Aggregating partner ecosystem: Digital technologies should act as a point of confluence, bringing together numerous stakeholders of education. These firms play a key role in offering an end-to-end service and ensuring that issues are addressed holistically with technology as an enabler. For example, one of the solutions for the digital divide could be the availability of low-cost education devices capable of working in a network-less area. Language is another major barrier when it comes to imparting quality education in rural areas.

Enable educator transformation through leadership: It is time for head educators to take the lead, comprehend the nuances of a online learning and step ahead as digital leaders. This is a change-management programme and the focus should be on transforming educators. This will typically include innovation in the teaching space to promote effective learning outcomes. A comprehensive programme should help teachers and instructors re-skill and learn new digital skills.
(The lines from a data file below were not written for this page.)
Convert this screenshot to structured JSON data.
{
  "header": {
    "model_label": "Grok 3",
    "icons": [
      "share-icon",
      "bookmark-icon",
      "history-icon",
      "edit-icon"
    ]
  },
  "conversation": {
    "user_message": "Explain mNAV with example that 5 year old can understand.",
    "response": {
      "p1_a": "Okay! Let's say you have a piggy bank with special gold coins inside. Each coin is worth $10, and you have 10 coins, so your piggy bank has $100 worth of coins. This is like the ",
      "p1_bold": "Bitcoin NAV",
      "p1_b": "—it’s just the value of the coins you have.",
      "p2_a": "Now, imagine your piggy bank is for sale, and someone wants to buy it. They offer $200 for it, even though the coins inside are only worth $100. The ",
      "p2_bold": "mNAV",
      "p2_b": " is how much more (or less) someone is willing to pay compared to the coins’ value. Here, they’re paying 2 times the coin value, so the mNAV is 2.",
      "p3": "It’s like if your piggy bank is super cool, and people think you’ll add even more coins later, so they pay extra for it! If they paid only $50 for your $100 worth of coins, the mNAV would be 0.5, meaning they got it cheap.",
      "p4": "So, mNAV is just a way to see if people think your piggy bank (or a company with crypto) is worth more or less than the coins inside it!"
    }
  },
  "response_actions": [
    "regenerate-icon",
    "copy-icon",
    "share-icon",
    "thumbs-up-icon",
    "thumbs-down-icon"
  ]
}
User experience with service delivery integration: A unified end learner experience is the result of the coming together of educators, infrastructure, hardware and software services. It simultaneously results in the integration of various teaching-learning elements. This would require tech support to plug-in multiple pedagogical elements such as games, assessments, and hands-on components seamlessly in one learning path. Typically, this also includes providing industry-relevant certification courses that play a key role in skill-development and should be leveraged as career guidance tools.